Since you marked md5, I will use this as an example. From wikipedia :
if two prefixes with the same hash can be created, a common suffix can be added to both so that the chance that the collision will be accepted as valid data by the application using it. In addition, current collision detection methods allow you to specify an arbitrary prefix: an attacker can create two counter files that start with the same content. All attackers must generate two colliding files - this is a template file with a 128-byte data block aligned on a 64-byte border, which can be freely changed by the collision search algorithm. For example, an MD5 collision with two messages differing in 6 bits:
And then the example they give is 256 bytes. Since the collision attack is based on a 128-byte data block and the hash digest is only 128 bits, there is really no increased risk of a collision attack that goes beyond the first iteration, that is, you cannot really affect the probability of a collision outside the first hash .
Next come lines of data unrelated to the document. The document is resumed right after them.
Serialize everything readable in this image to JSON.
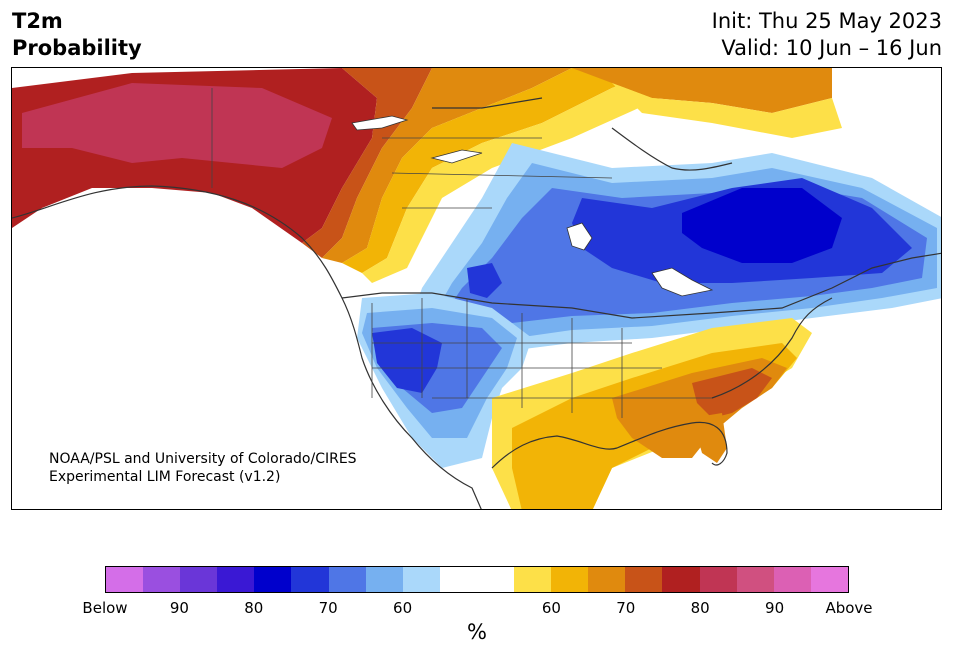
{
  "header": {
    "title_line1": "T2m",
    "title_line2": "Probability",
    "init": "Init: Thu 25 May 2023",
    "valid": "Valid: 10 Jun – 16 Jun"
  },
  "map": {
    "credit_line1": "NOAA/PSL and University of Colorado/CIRES",
    "credit_line2": "Experimental LIM Forecast (v1.2)"
  },
  "legend": {
    "unit": "%",
    "colors": [
      "#d46ee8",
      "#9a4fe0",
      "#6a36d8",
      "#3a18d4",
      "#0000cc",
      "#2236d8",
      "#4f76e6",
      "#76b0f0",
      "#aad8fa",
      "#ffffff",
      "#ffffff",
      "#fde048",
      "#f2b406",
      "#e08a0e",
      "#c85318",
      "#b02020",
      "#c03554",
      "#d05080",
      "#dc60b4",
      "#e676de"
    ],
    "tick_labels": [
      "Below",
      "90",
      "80",
      "70",
      "60",
      "60",
      "70",
      "80",
      "90",
      "Above"
    ],
    "tick_positions": [
      0,
      2,
      4,
      6,
      8,
      12,
      14,
      16,
      18,
      20
    ]
  }
}
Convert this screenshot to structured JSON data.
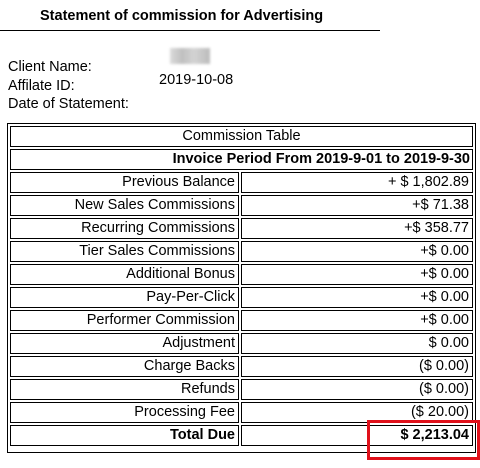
{
  "header": {
    "title": "Statement of commission for Advertising"
  },
  "client_info": {
    "client_name_label": "Client Name:",
    "affiliate_id_label": "Affilate ID:",
    "date_label": "Date of Statement:",
    "affiliate_id_value": "2019-10-08"
  },
  "table": {
    "caption": "Commission Table",
    "period": "Invoice Period From 2019-9-01 to 2019-9-30",
    "rows": [
      {
        "label": "Previous Balance",
        "value": "+ $ 1,802.89"
      },
      {
        "label": "New Sales Commissions",
        "value": "+$ 71.38"
      },
      {
        "label": "Recurring Commissions",
        "value": "+$ 358.77"
      },
      {
        "label": "Tier Sales Commissions",
        "value": "+$ 0.00"
      },
      {
        "label": "Additional Bonus",
        "value": "+$ 0.00"
      },
      {
        "label": "Pay-Per-Click",
        "value": "+$ 0.00"
      },
      {
        "label": "Performer Commission",
        "value": "+$ 0.00"
      },
      {
        "label": "Adjustment",
        "value": "$ 0.00"
      },
      {
        "label": "Charge Backs",
        "value": "($ 0.00)"
      },
      {
        "label": "Refunds",
        "value": "($ 0.00)"
      },
      {
        "label": "Processing Fee",
        "value": "($ 20.00)"
      }
    ],
    "total": {
      "label": "Total Due",
      "value": "$ 2,213.04"
    }
  },
  "colors": {
    "highlight": "#e0101a"
  }
}
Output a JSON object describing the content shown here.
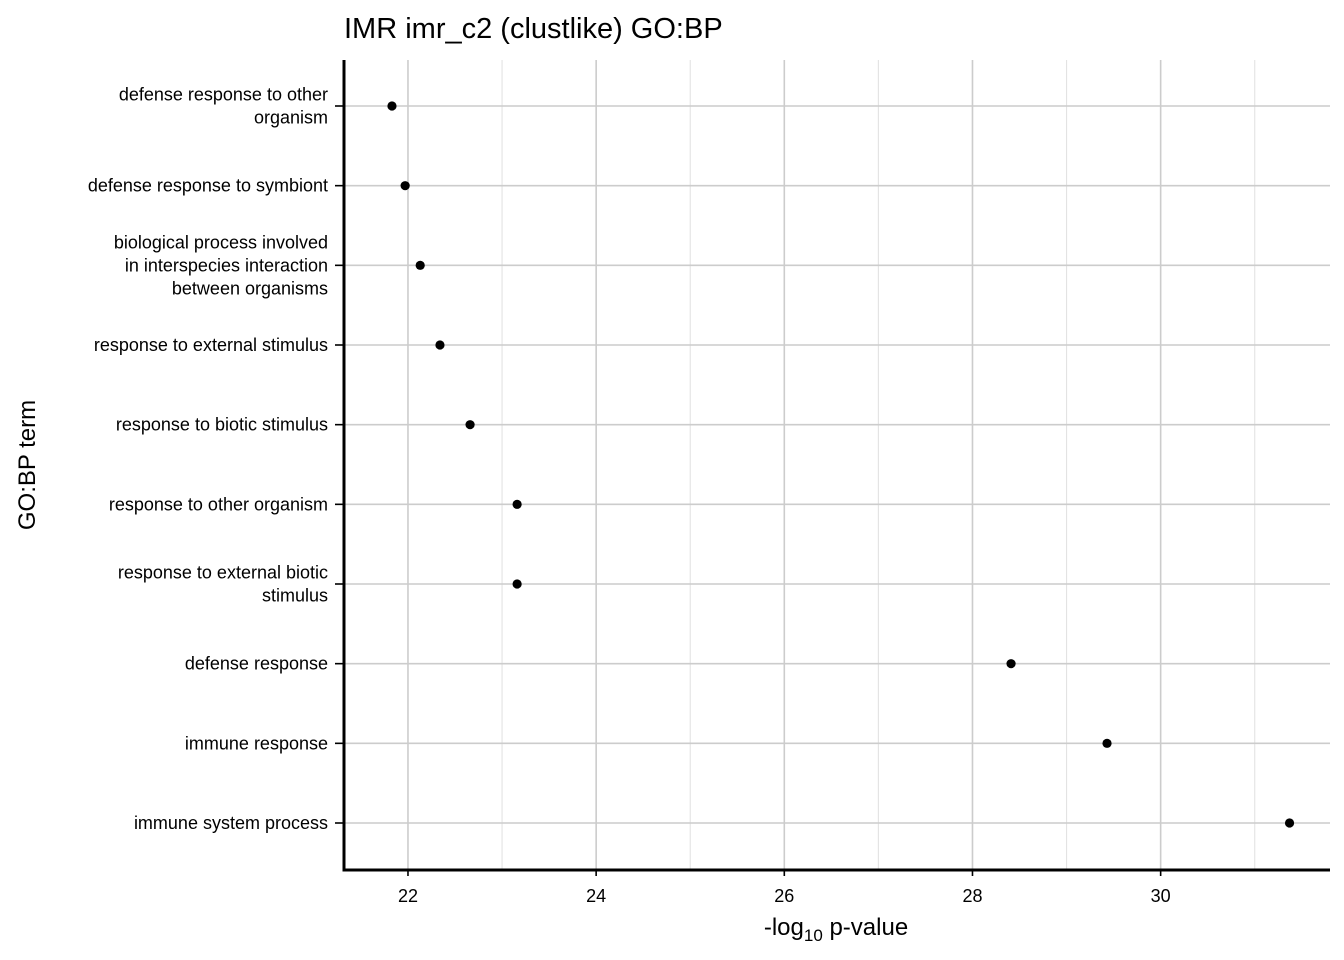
{
  "chart_data": {
    "type": "scatter",
    "title": "IMR imr_c2 (clustlike) GO:BP",
    "xlabel": {
      "prefix": "-log",
      "subscript": "10",
      "suffix": " p-value"
    },
    "ylabel": "GO:BP term",
    "xlim": [
      21.32,
      31.8
    ],
    "x_ticks": [
      22,
      24,
      26,
      28,
      30
    ],
    "grid": true,
    "legend": "none",
    "point_color": "#000000",
    "categories": [
      "defense response to other organism",
      "defense response to symbiont",
      "biological process involved in interspecies interaction between organisms",
      "response to external stimulus",
      "response to biotic stimulus",
      "response to other organism",
      "response to external biotic stimulus",
      "defense response",
      "immune response",
      "immune system process"
    ],
    "category_label_lines": [
      [
        "defense response to other",
        "organism"
      ],
      [
        "defense response to symbiont"
      ],
      [
        "biological process involved",
        "in interspecies interaction",
        "between organisms"
      ],
      [
        "response to external stimulus"
      ],
      [
        "response to biotic stimulus"
      ],
      [
        "response to other organism"
      ],
      [
        "response to external biotic",
        "stimulus"
      ],
      [
        "defense response"
      ],
      [
        "immune response"
      ],
      [
        "immune system process"
      ]
    ],
    "values": [
      21.83,
      21.97,
      22.13,
      22.34,
      22.66,
      23.16,
      23.16,
      28.41,
      29.43,
      31.37
    ]
  }
}
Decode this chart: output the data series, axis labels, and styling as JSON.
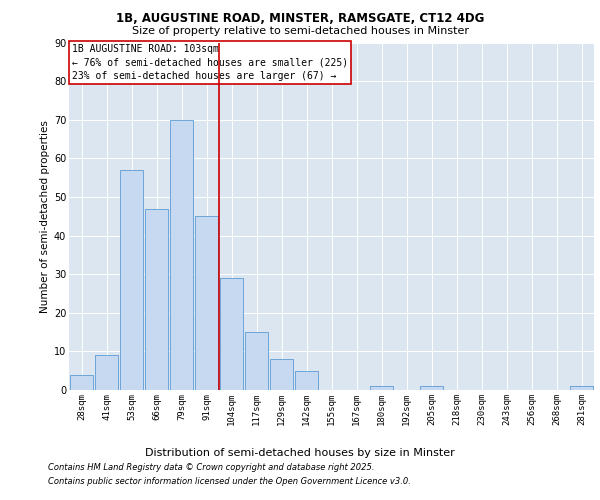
{
  "title1": "1B, AUGUSTINE ROAD, MINSTER, RAMSGATE, CT12 4DG",
  "title2": "Size of property relative to semi-detached houses in Minster",
  "xlabel": "Distribution of semi-detached houses by size in Minster",
  "ylabel": "Number of semi-detached properties",
  "categories": [
    "28sqm",
    "41sqm",
    "53sqm",
    "66sqm",
    "79sqm",
    "91sqm",
    "104sqm",
    "117sqm",
    "129sqm",
    "142sqm",
    "155sqm",
    "167sqm",
    "180sqm",
    "192sqm",
    "205sqm",
    "218sqm",
    "230sqm",
    "243sqm",
    "256sqm",
    "268sqm",
    "281sqm"
  ],
  "values": [
    4,
    9,
    57,
    47,
    70,
    45,
    29,
    15,
    8,
    5,
    0,
    0,
    1,
    0,
    1,
    0,
    0,
    0,
    0,
    0,
    1
  ],
  "bar_color": "#c6d9f0",
  "bar_edge_color": "#5b9bd5",
  "vline_color": "#cc0000",
  "vline_x": 5.5,
  "annotation_text": "1B AUGUSTINE ROAD: 103sqm\n← 76% of semi-detached houses are smaller (225)\n23% of semi-detached houses are larger (67) →",
  "annotation_box_color": "#cc0000",
  "footer1": "Contains HM Land Registry data © Crown copyright and database right 2025.",
  "footer2": "Contains public sector information licensed under the Open Government Licence v3.0.",
  "ylim": [
    0,
    90
  ],
  "yticks": [
    0,
    10,
    20,
    30,
    40,
    50,
    60,
    70,
    80,
    90
  ],
  "plot_background": "#dce6f1",
  "title1_fontsize": 8.5,
  "title2_fontsize": 8.0,
  "ylabel_fontsize": 7.5,
  "xlabel_fontsize": 8.0,
  "tick_fontsize": 6.5,
  "annot_fontsize": 7.0,
  "footer_fontsize": 6.0
}
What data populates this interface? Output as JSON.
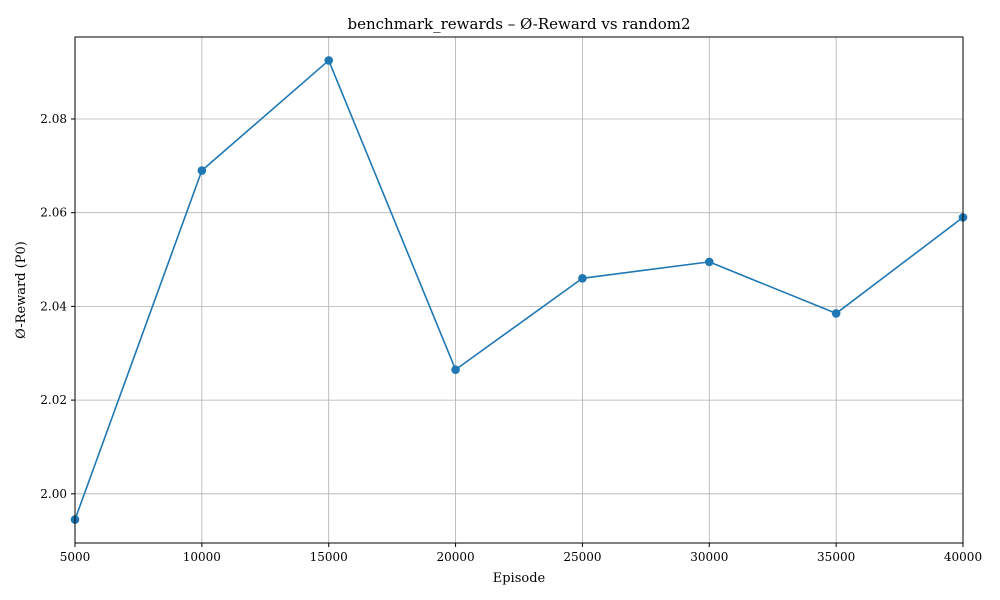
{
  "chart_data": {
    "type": "line",
    "title": "benchmark_rewards – Ø-Reward vs random2",
    "xlabel": "Episode",
    "ylabel": "Ø-Reward (P0)",
    "xlim": [
      5000,
      40000
    ],
    "ylim": [
      1.9895,
      2.0975
    ],
    "grid": true,
    "x_ticks": [
      5000,
      10000,
      15000,
      20000,
      25000,
      30000,
      35000,
      40000
    ],
    "x_tick_labels": [
      "5000",
      "10000",
      "15000",
      "20000",
      "25000",
      "30000",
      "35000",
      "40000"
    ],
    "y_ticks": [
      2.0,
      2.02,
      2.04,
      2.06,
      2.08
    ],
    "y_tick_labels": [
      "2.00",
      "2.02",
      "2.04",
      "2.06",
      "2.08"
    ],
    "series": [
      {
        "color": "#1f77b4",
        "marker": "circle",
        "x": [
          5000,
          10000,
          15000,
          20000,
          25000,
          30000,
          35000,
          40000
        ],
        "y": [
          1.9945,
          2.069,
          2.0925,
          2.0265,
          2.046,
          2.0495,
          2.0385,
          2.059
        ]
      }
    ]
  }
}
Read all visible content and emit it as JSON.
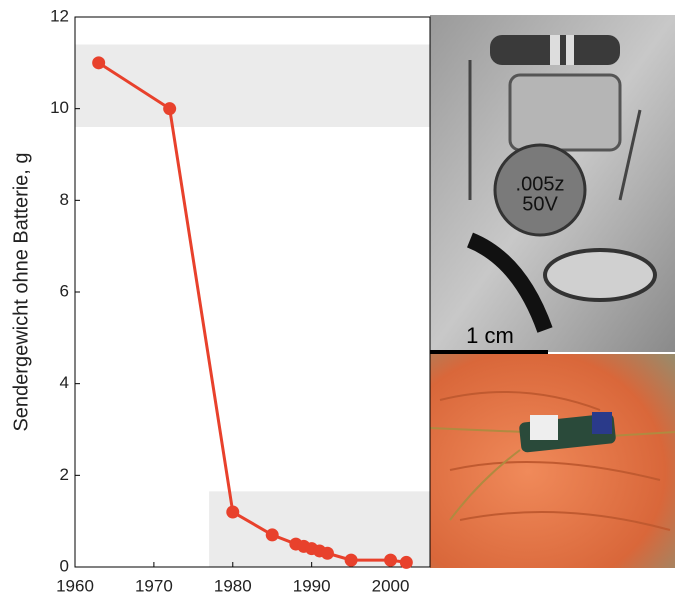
{
  "chart_data": {
    "type": "line",
    "ylabel": "Sendergewicht ohne Batterie, g",
    "x": [
      1963,
      1972,
      1980,
      1985,
      1988,
      1989,
      1990,
      1991,
      1992,
      1995,
      2000,
      2002
    ],
    "series": [
      {
        "color": "#e8412c",
        "values": [
          11.0,
          10.0,
          1.2,
          0.7,
          0.5,
          0.45,
          0.4,
          0.35,
          0.3,
          0.15,
          0.15,
          0.1
        ]
      }
    ],
    "xlim": [
      1960,
      2005
    ],
    "ylim": [
      0,
      12
    ],
    "xticks": [
      1960,
      1970,
      1980,
      1990,
      2000
    ],
    "yticks": [
      0,
      2,
      4,
      6,
      8,
      10,
      12
    ],
    "bands": [
      {
        "xlim": [
          1960,
          2005
        ],
        "ylim": [
          9.6,
          11.4
        ]
      },
      {
        "xlim": [
          1977,
          2005
        ],
        "ylim": [
          0,
          1.65
        ]
      }
    ],
    "band_color": "#ebebeb"
  },
  "scale_bar_label": "1 cm"
}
Also note that hash entropy is the aforementioned 128 bits. Even considering that the total probability of a collision is only 2 ^ 20.96 (again from wikipedia ), it will take many iterations to trigger two inputs for a collision. The first thing I think you are a victim of is:
- Any two arbitrary inputs have a probability of collision x%.
- The outputs of the first hash are two such inputs.
- Therefore, each iteration increases the probability of a collision by x%.
This can be quite easily refuted by a counterexample. Consider MD5 again:
- The probability of a collision between two inputs is 1: 2 ^ 21 (taking into account the worst-case scenario from MD5 cryptographic analysis).
- Hashing again causes an equally probable collision probability, so the probability of a collision in the second round is 1: 2 ^ 20
- Thus, for any two inputs hashed several times equal to the entropy of the digest, it is guaranteed that they collide.
MD5 any two inputs 128 times in a row, and you will see that this is not true. You probably won't find any duplicate hashes between them - in the end, you created only 256 of the possible hash values โโof 2 ^ 128, leaving the possibilities of 2 ^ 120. The probability of collisions between each round is independent of all other rounds.
There are two approaches to understand why this is so. First, each iteration essentially tries to hit a moving target. I think you could build a proof based on the paradox of a birthday that there is a surprisingly small number of hash iterations, where you are likely to see one hash digest from one input matching the hash digest of the other input. But they almost certainly occurred at different stages of the iteration. And once this happens, they can never have the same output in the same iteration, because the hash algorithm itself is deterministic.
Another approach is to understand that the hash function actually adds entropy during its launch. Note that an empty string has a 128-bit digest, like any other input; what cannot happen without adding entropy during the steps of the algorithm. This is actually an integral part of the cryptographic hash function: the data must be destroyed, otherwise the input can be restored from the digest. For inputs longer than a digest, yes, entropy is lost altogether; this should be in order to fit in the length of the digest. But entropy is also added.
I do not have exact numbers for other hash algorithms, but I think that all the points that I have made generalize to other hash functions and one-way / mapping functions.